Unnamed: 0,review_idx,user_idx,product_idx,review_rating
2,3,861,1690,4
3,4,5391,3953,5
9,10,6266,1345,4
12,13,4427,61,2
19,20,8323,769,5


In [3]:
user_item_matrix = sliced_df.pivot_table(
        index='user_idx',
        columns='product_idx',
        values='review_rating',
        fill_value=0
)

In [4]:
from pyspark.sql import SparkSession
from pyspark.sql.functions import udf, col, lit
from pyspark.sql.types import StringType, ArrayType, FloatType, StructType, StructField
from scipy.sparse import csr_matrix
from sklearn.decomposition import TruncatedSVD
from elasticsearch import Elasticsearch
from datetime import datetime
import pandas as pd
import time
import logging
import json

# 로깅 설정
logging.basicConfig(level=logging.INFO)
logger = logging.getLogger("elasticsearch")

In [5]:
from pyspark.sql import SparkSession
# spark = SparkSession.builder \
#     .master("spark://spark-master:7077") \
#     .appName("JupyterSparkApp") \
#     .config("spark.jars", "/usr/local/spark/jars/elasticsearch-spark-30_2.12-8.11.0.jar") \
#     .getOrCreate()
# 새 SparkSession 초기화
spark = SparkSession.builder \
    .master("spark://spark-master:7077") \
    .appName("Write to Elasticsearch") \
    .config("spark.jars", "/usr/local/spark/jars/elasticsearch-spark-30_2.12-8.11.0.jar") \
    .config("spark.driver.extraClassPath", "/usr/local/spark/jars/elasticsearch-spark-30_2.12-8.11.0.jar") \
    .config("spark.executor.extraClassPath", "/usr/local/spark/jars/elasticsearch-spark-30_2.12-8.11.0.jar") \
    .getOrCreate()

In [6]:
user_idx_list = user_item_matrix.index
item_idx_list = user_item_matrix.columns

user_matrix_sparse = csr_matrix(user_item_matrix.values)
item_matrix_sparse = csr_matrix(user_item_matrix.T.values)

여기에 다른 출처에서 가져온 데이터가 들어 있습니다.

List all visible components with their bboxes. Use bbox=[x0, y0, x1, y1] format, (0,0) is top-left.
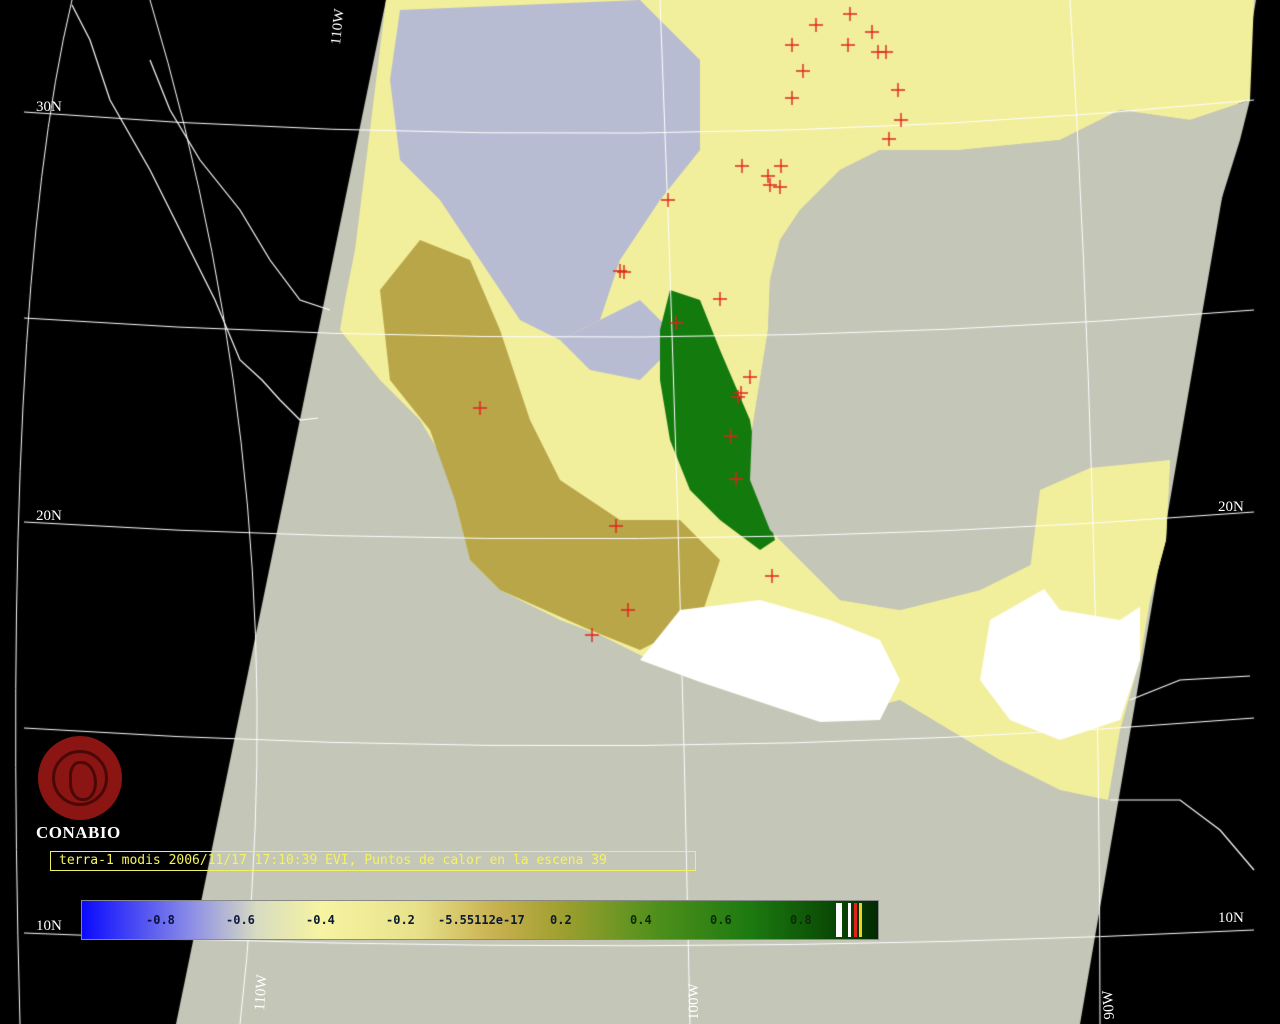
lon-label-90w: 90W bbox=[1099, 989, 1118, 1020]
colorbar-tick: 0.6 bbox=[710, 913, 732, 927]
lon-label-110w-bottom: 110W bbox=[252, 973, 271, 1012]
colorbar-tick: 0.2 bbox=[550, 913, 572, 927]
lat-label-20n-east: 20N bbox=[1218, 499, 1244, 515]
colorbar-fire-swatch bbox=[854, 903, 857, 937]
colorbar-tick: -0.4 bbox=[306, 913, 335, 927]
lat-label-10n: 10N bbox=[36, 918, 62, 934]
colorbar-tick: -0.8 bbox=[146, 913, 175, 927]
conabio-emblem-icon bbox=[38, 736, 122, 820]
lat-label-10n-east: 10N bbox=[1218, 910, 1244, 926]
colorbar-tick: 0.8 bbox=[790, 913, 812, 927]
colorbar-cloud-swatch bbox=[836, 903, 842, 937]
colorbar-tick: -5.55112e-17 bbox=[438, 913, 525, 927]
lon-label-100w: 100W bbox=[686, 983, 702, 1020]
conabio-logo: CONABIO bbox=[36, 736, 126, 843]
colorbar-tick: -0.2 bbox=[386, 913, 415, 927]
colorbar-tick: -0.6 bbox=[226, 913, 255, 927]
scene-caption: terra-1 modis 2006/11/17 17:10:39 EVI, P… bbox=[50, 851, 696, 871]
colorbar-swatch bbox=[848, 903, 851, 937]
colorbar-swatch bbox=[859, 903, 862, 937]
logo-text: CONABIO bbox=[36, 823, 121, 842]
evi-colorbar: -0.8 -0.6 -0.4 -0.2 -5.55112e-17 0.2 0.4… bbox=[81, 900, 879, 940]
colorbar-tick: 0.4 bbox=[630, 913, 652, 927]
caption-text: terra-1 modis 2006/11/17 17:10:39 EVI, P… bbox=[59, 853, 607, 868]
lat-label-30n: 30N bbox=[36, 99, 62, 115]
lat-label-20n: 20N bbox=[36, 508, 62, 524]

n_components = 128  # 차원 수 (하이퍼파라미터, 튜닝 가능)
user_svd = TruncatedSVD(n_components=n_components, random_state=42)
item_svd = TruncatedSVD(n_components=n_components, random_state=42)
User_svd = user_svd.fit_transform(user_matrix_sparse)
Item_svd = item_svd.fit_transform(item_matrix_sparse)

In [7]:
def convert_to_spark_df(spark, pandas_df, entity_type):
    """Pandas DataFrame을 Spark DataFrame으로 변환"""
    # 벡터 컬럼을 문자열로 변환 (JSON 형식)
    pandas_df['vector_json'] = pandas_df['vector'].apply(lambda x: json.dumps(x.tolist()))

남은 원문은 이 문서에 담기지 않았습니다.